Markdown-native personal operating system without RAG. Tools like Khoj use vector search over personal notes. This system uses none, 593 files and ~251K words fit in a context window. The structural approach (maintained index files, navigation over retrieval) is the right choice at this scale, and it’s the same choice the research wiki pattern made. The difference is the data class it’s applied to.
What doesn’t work yet
Not everything is resolved.
Index staleness. Maintained index files are a commitment. My vault currently has dozens of orphan notes and files missing frontmatter. It requires regular maintenance that doesn’t happen automatically.

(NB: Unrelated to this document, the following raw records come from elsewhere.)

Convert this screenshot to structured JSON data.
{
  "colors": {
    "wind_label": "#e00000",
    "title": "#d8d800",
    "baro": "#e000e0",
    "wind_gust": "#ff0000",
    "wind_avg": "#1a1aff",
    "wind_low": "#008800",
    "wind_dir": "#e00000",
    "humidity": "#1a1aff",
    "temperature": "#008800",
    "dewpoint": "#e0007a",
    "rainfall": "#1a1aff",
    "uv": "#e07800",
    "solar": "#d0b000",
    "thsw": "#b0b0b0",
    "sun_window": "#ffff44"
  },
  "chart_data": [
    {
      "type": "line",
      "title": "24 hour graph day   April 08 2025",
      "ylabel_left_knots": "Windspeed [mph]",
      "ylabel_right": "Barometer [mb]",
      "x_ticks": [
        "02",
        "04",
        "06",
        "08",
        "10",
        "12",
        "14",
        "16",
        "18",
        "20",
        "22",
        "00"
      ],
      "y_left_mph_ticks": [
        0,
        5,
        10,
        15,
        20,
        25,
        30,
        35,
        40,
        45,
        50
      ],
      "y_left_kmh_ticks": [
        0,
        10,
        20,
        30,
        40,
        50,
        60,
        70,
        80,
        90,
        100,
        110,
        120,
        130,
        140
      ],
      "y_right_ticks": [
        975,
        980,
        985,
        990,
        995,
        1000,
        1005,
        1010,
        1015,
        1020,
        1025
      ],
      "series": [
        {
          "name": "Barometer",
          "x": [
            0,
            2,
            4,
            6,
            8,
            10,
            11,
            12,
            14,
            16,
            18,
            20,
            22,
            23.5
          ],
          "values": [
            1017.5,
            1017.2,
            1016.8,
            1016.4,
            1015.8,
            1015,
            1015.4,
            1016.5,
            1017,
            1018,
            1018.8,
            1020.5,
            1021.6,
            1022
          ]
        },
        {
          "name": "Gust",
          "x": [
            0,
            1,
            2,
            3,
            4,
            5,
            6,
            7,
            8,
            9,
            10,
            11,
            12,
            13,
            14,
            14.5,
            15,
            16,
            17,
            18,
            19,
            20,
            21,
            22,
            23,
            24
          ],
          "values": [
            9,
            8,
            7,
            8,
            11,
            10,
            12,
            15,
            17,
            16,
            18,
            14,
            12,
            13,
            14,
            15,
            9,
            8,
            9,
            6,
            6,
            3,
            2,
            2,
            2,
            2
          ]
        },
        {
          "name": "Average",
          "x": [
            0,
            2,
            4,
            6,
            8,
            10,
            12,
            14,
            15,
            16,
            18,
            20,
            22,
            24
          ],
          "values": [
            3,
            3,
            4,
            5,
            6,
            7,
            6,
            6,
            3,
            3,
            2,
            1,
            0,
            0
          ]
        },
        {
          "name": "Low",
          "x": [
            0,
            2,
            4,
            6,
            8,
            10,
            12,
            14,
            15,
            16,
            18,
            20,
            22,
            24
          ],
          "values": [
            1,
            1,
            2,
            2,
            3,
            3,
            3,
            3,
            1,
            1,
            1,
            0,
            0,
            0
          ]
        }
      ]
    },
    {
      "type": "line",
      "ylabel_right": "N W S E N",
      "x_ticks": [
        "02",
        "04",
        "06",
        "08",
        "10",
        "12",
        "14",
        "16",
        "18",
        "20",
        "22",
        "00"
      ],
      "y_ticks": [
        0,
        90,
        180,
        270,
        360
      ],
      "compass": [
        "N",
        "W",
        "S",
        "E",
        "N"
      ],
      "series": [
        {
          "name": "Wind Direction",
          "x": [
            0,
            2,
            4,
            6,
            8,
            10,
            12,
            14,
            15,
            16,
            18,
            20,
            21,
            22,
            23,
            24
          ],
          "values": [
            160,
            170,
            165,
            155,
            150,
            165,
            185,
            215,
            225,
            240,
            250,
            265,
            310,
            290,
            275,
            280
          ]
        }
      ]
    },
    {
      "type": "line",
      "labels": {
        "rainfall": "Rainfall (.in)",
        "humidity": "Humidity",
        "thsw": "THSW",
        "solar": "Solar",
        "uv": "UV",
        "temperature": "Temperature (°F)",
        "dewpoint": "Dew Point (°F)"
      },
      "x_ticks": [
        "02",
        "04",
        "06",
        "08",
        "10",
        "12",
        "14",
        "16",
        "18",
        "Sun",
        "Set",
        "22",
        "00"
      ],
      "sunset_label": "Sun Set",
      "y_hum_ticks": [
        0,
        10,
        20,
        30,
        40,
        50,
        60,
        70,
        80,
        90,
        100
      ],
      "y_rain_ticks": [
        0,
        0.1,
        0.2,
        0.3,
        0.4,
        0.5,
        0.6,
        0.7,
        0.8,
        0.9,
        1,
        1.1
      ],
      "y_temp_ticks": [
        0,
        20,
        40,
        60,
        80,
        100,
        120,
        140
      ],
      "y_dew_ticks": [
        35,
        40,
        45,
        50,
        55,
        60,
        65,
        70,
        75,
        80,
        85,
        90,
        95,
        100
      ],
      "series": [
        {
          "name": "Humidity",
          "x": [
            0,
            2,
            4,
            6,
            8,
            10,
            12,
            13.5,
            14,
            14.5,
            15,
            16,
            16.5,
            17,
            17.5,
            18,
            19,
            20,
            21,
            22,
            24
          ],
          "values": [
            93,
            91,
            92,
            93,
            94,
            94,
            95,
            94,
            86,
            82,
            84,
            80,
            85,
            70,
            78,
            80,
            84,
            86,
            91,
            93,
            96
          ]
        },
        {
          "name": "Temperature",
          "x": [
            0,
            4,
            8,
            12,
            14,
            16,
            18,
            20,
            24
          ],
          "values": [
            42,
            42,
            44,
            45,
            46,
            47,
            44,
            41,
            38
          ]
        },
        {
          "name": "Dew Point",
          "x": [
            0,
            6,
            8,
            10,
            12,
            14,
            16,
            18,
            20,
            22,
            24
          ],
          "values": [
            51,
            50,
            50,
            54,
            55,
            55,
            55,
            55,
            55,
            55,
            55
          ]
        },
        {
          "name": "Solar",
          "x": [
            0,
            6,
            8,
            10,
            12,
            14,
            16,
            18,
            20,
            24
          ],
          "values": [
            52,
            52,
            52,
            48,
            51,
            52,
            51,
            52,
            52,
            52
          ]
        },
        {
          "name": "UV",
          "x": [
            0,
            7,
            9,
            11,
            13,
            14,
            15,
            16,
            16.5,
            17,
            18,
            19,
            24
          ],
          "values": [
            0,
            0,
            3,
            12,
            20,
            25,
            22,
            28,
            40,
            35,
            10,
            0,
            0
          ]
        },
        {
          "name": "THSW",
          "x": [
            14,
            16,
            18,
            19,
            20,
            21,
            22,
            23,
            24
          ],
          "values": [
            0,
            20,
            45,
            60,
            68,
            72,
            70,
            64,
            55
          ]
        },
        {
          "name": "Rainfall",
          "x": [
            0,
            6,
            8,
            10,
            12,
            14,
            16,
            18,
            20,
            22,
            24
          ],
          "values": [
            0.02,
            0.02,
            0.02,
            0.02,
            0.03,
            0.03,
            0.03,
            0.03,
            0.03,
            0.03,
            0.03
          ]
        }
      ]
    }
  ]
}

Generated content ratio. Each week the Architect produces a week plan, seven daily letters, and a review session file. Over time, if generated content accumulates without a retention policy, the agent increasingly reads its own previous output alongside authored notes. I don’t have a formal archiving policy for Architect-generated files yet. This needs to be an explicit architectural decision, not something I defer.
Evaluation is informal. I know the system is working because I use it and it feels useful. That’s not a measurement. The same gap exists in most personal tooling at this scale, but it’s still a gap.
The constraint that drives the architecture
The same structural constraints point to the same structural decisions. Local-first storage at personal scale, a corpus small enough to fit in a context window, heterogeneous data that needs navigation rather than similarity search, these constraints eliminate RAG before you even consider it. That’s where the pattern published in April 2026 and this system converge: both arrived at the same foundation from different starting points.
Where the data diverges, the architecture diverges. External research data is flat, one type, one author, one set of rules. Personal data has authorship asymmetries, domain-specific behavioral constraints, and a live-state UI requirement that a pure research corpus never needs. These aren’t refinements, they’re additional layers that only make sense once you’ve changed the data class.
The foundation is correct. What you put on it depends on what the data actually is.
Built with Hono.js, React, and an MCP server over a local Obsidian vault.